Naar boven ↑

Annotatie

mr. J.H.J. Verbaan
7 september 2016

Rechtspraak

Salduz-klacht na december-uitspraak Hoge Raad inzake Salduz.

De verdediging klaagt namens verdachte, ten aanzien van wie medeplegen van invoer van heroïne is bewezenverklaard, over onder meer de verwerping door het hof van het verweer dat het recht op rechtsbijstand tijdens de verhoren door de politie is geschonden. Het hof heeft dat verweer als volgt samengevat en verworpen:

 ‘Verweren met betrekking tot vormverzuimen in het voorbereidend onderzoek. De raadsman van de verdachte heeft ter terechtzitting in hoger beroep bepleit dat sprake is van ernstige en onherstelbare vormverzuimen in de zin van artikel 359a Sv, die dienen te leiden tot uitsluiting van het daaruit verkregen bewijs, de “verboden vruchten” en aldus tot vrijspraak van de verdachte van de hem ten laste gelegde feiten. De raadsman heeft daartoe het volgende aangevoerd: a) Volgens vaste jurisprudentie van het EHRM dient de verdachte niet enkel het recht te hebben op consultatie van een raadsman voorafgaand aan zijn verhoor, maar dient de raadsman ook aanwezig te zijn ten tijde van het verhoor, om zijn recht op een eerlijk proces ex artikel 6 EVRM te waarborgen en daarbij wordt in het bijzonder verwezen naar de uitspraken Salduz en Panovits en daarop gebaseerde jurisprudentie van het EHRM. Op 22 oktober 2013 is een Richtlijn (2013/48/EU) aangenomen, waarin deze rechten van de verdachte expliciet zijn opgenomen, die uiterlijk 27 november 2016 in Nederland dient te zijn omgezet. De Straatsburgse jurisprudentie heeft volgens de raadsman, met betrekking tot het recht op bijstand tijdens liet politieverhoor, declaratoire werking. Nu in deze zaak het recht op rechtsbijstand in strijd met artikel 6 EVRM is toegepast en artikel 359a Sv van toepassing is, dient al het uit de verhoren van de verdachte verkregene van het bewijs te worden uitgesloten.’

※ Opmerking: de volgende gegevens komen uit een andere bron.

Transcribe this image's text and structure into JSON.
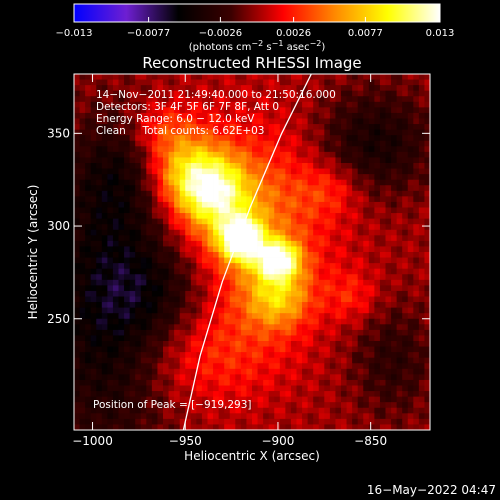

Het hof maakt rechtsoverwegingen 2.5.1 en 2.5.2 uit ECLI:NL:HR:2014:770 tot de zijne en ziet in het aangevoerde geen aanleiding hiervan af te wijken. De Hoge Raad stelt vast dat er in cassatie van uit dient te worden gegaan dat de verklaringen van de verdachte die zijn opgenomen in bewijsmiddel (16) door het hof zijn aangemerkt als het resultaat van en afgelegd tijdens een verhoor als bedoeld in artikel 29 Sv door de politie. De Hoge Raad overweegt voorts dat het na het bestreden arrest van het hof van 27 augustus 2015 de regels met betrekking tot rechtsbijstand tijdens politieverhoor heeft aangescherpt in ECLI:NL:HR:2015:3608. De Hoge Raad overweegt, na het aanhalen van de rechtsoverwegingen onder 6 uit ECLI:NL:HR:2015:3068, dat de klacht de vraag vanaf wanneer het in ECLI:NL:HR:2015:3608 neergelegde recht op rechtsgeleerde bijstand tijdens verhoren door de politie geldt, aan de orde stelt. De Hoge Raad overweegt dat het in ECLI:NL:HR:2015:3608 de regels betreffende rechtsbijstand heeft aangescherpt, op de wijze en op de gronden zoals in dat arrest aangegeven. De Hoge Raad oordeelt dat, anders dan de klacht voorstaat, ECLI:NL:HR:2015:3608 niet inhoudt dat de regels betreffende rechtsbijstand die de Hoge Raad in dat arrest heeft uiteengezet met terugwerkende kracht gelden. Voor toekomstige gevallen geldt dus vanaf het wijzen van ECLI:NLHR:2015:3608 op 22 december 2015, dat een aangehouden verdachte het recht heeft op bijstand van een raadsman tijdens zijn verhoor door de politie, behoudens bij het bestaan van dwingende redenen om dat recht te beperken. De Hoge Raad overweegt vervolgens nog dat uit rechtsoverweging 6.4.2 van ECLI:NL:HR:2015:3608 volgt dat en waarom ten aanzien van een verzuim van zodanige verhoorsbijstand in de periode van 22 december 2015 tot 1 maart 2016 bij wijze van overgangsrechtelijke regel niet het rechtsgevolg van bewijsuitsluiting wordt verbonden. (Zie ook SR 2016-0329.)